Invité de l’Association des Amis francophones de l’Université de Tel-Aviv, le Dr. Denis Charbit a proposé jeudi 23 novembre à ses membres une initiation à travers les méandres du système et des familles politiques en Israël, depuis leurs origines dans les années 20 jusqu’à nos jours.
Par le Dr. Denis Charbit, Maître de conférence au département de sociologie, sciences politiques et communication à l’Université Ouverte, auteur de nombreux ouvrages, dont Qu’est-ce que le sionisme? ( 2007), Israël et ses paradoxes (2015), et Dialogues israélo-palestiniens, à paraitre à l’occasion de l’année croisée France/Israël en 2018.
« Chaque démocratie possède un caractère spécifique dû à son histoire et au contexte dans lequel elle se développe », explique le Dr.
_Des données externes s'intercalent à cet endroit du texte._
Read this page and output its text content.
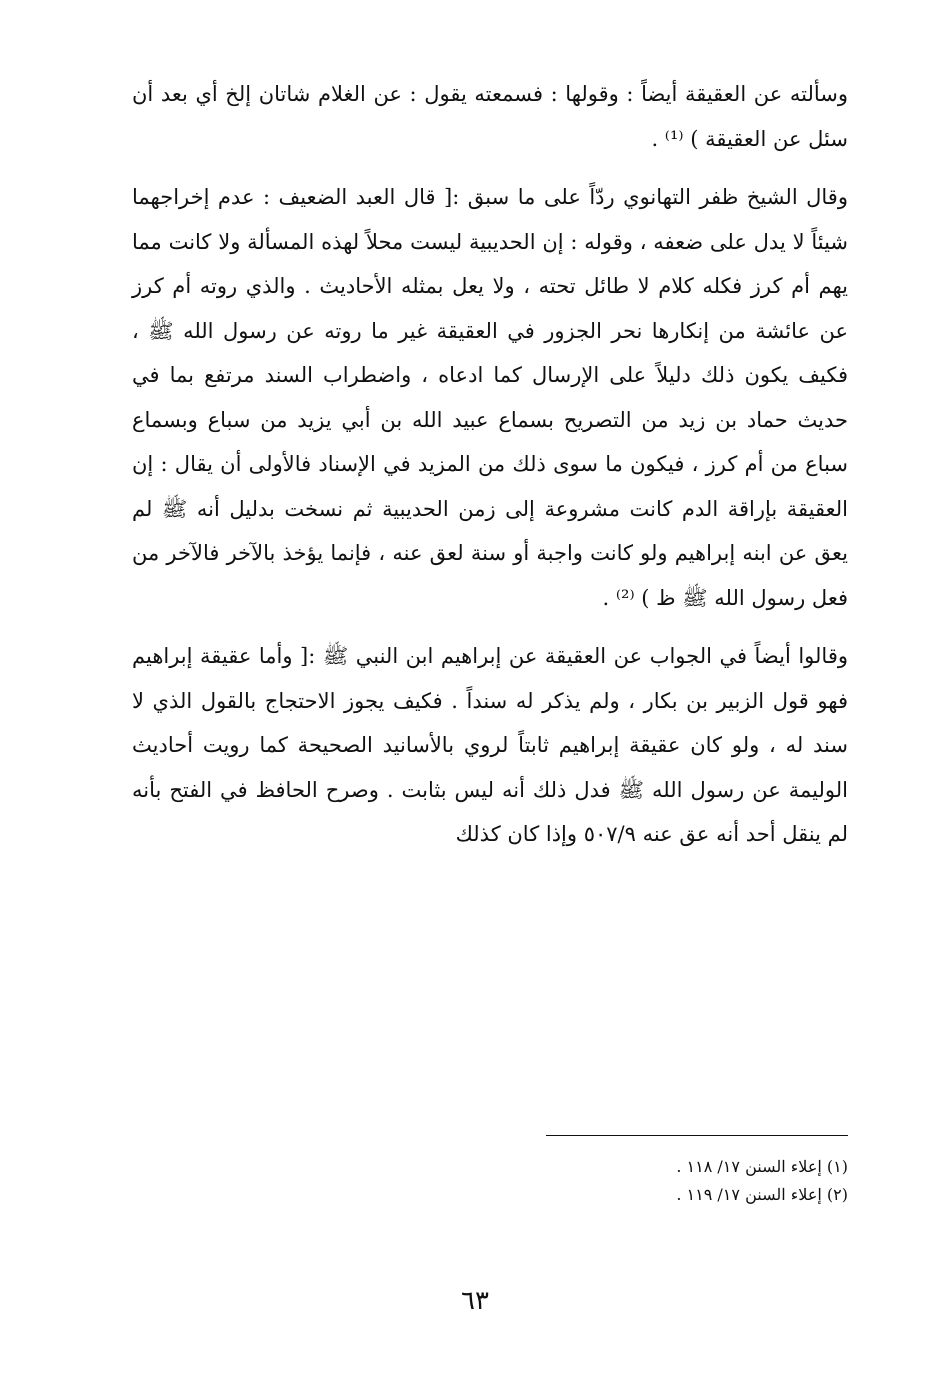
وسألته عن العقيقة أيضاً : وقولها : فسمعته يقول : عن الغلام شاتان إلخ أي بعد أن سئل عن العقيقة ) ⁽¹⁾ .

وقال الشيخ ظفر التهانوي ردّاً على ما سبق :[ قال العبد الضعيف : عدم إخراجهما شيئاً لا يدل على ضعفه ، وقوله : إن الحديبية ليست محلاً لهذه المسألة ولا كانت مما يهم أم كرز فكله كلام لا طائل تحته ، ولا يعل بمثله الأحاديث . والذي روته أم كرز عن عائشة من إنكارها نحر الجزور في العقيقة غير ما روته عن رسول الله ﷺ ، فكيف يكون ذلك دليلاً على الإرسال كما ادعاه ، واضطراب السند مرتفع بما في حديث حماد بن زيد من التصريح بسماع عبيد الله بن أبي يزيد من سباع وبسماع سباع من أم كرز ، فيكون ما سوى ذلك من المزيد في الإسناد فالأولى أن يقال : إن العقيقة بإراقة الدم كانت مشروعة إلى زمن الحديبية ثم نسخت بدليل أنه ﷺ لم يعق عن ابنه إبراهيم ولو كانت واجبة أو سنة لعق عنه ، فإنما يؤخذ بالآخر فالآخر من فعل رسول الله ﷺ ظ ) ⁽²⁾ .

وقالوا أيضاً في الجواب عن العقيقة عن إبراهيم ابن النبي ﷺ :[ وأما عقيقة إبراهيم فهو قول الزبير بن بكار ، ولم يذكر له سنداً . فكيف يجوز الاحتجاج بالقول الذي لا سند له ، ولو كان عقيقة إبراهيم ثابتاً لروي بالأسانيد الصحيحة كما رويت أحاديث الوليمة عن رسول الله ﷺ فدل ذلك أنه ليس بثابت . وصرح الحافظ في الفتح بأنه لم ينقل أحد أنه عق عنه ٥٠٧/٩ وإذا كان كذلك

(١) إعلاء السنن ١٧/ ١١٨ .
(٢) إعلاء السنن ١٧/ ١١٩ .
٦٣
Charbit, qui signale qu’on a pu classer Israël parmi « les démocraties qui auraient pu ne pas être ». En effet, entouré de cinq pays arabes qui tentèrent de l’envahir dès sa naissance, dans un état de guerre permanent depuis sa création, ayant connu un afflux d’un million de nouveaux immigrants qui firent alors doubler sa population en quatre ans et poussé par la nécessité d’établir une armée pour se défendre, l’Etat d’Israël aurait pu évoluer bien différemment. Ce d’autant plus, continue le chercheur, que la plupart de ses fondateurs, qu’ils soient venus de la Russie tsariste, de la Pologne antisémite ou des pays arabes n’ont jamais connu la démocratie dans leurs pays d’origine.
Comment des personnes qui ne savaient pas ce que c’était que la démocratie l’ont choisie
Comment s’explique donc ce « miracle » qui a fait que « des personnes qui ne savaient pas ce que c’était que la démocratie » en ont sans hésiter fait le choix et, malgré les conditions rappelées ci-dessus, n’ont jamais cédé à la tentation de « l’homme fort » ?
Le Dr. Charbit l’explique par différentes raisons. La première, mais qui aurait pu ne pas être suffisante, est tout d’abord qu’il s’agissait d’une exigence de l’ONU pour la création de l’Etat. La deuxième est due à la nature de l’ancêtre de l’Etat d’Israël, le mouvement sioniste qui s’est dès ses débuts organisé de la manière la plus démocratique possible, y compris la participation des femmes. Puis vient le fait que, lors de sa création en 1948, le jeune Etat a déjà derrière lui un demi-siècle d’organisation politique.
En effet toutes les familles politiques actuelles du pays trouvent leur origine dans l’ancien ‘Yichouv’ formé par les immigrants juifs depuis le début du 20e siècle : l’actuel Parti travailliste est l’héritier du Mapaï, le Likoud celui du parti Herout, le courant national religieux celui du Mafdal et du parti Mizrahi, les partis du centre viennent des Sionistes généraux, le parti ultra-orthodoxe a été créé en 1912; et même le Parti communiste de Palestine, ancêtre de l’actuel Parti communiste d’Israël, qui attire aujourd’hui essentiellement un électorat arabe, est né en 1920.
Enfin, et cette raison semble fondamentale pour le chercheur, Ben Gourion, premier Premier Ministre d’Israël, bien qu’originaire de Russie, choisit l’option occidentale, celle du judaïsme américain, la démocratie étant le seul régime compatible avec ce choix. C’est donc le lien avec la Diaspora et le judaïsme américain qui apparait, pour le Dr. Charbit, comme le mobile central du choix de la démocratie par le jeune Etat juif.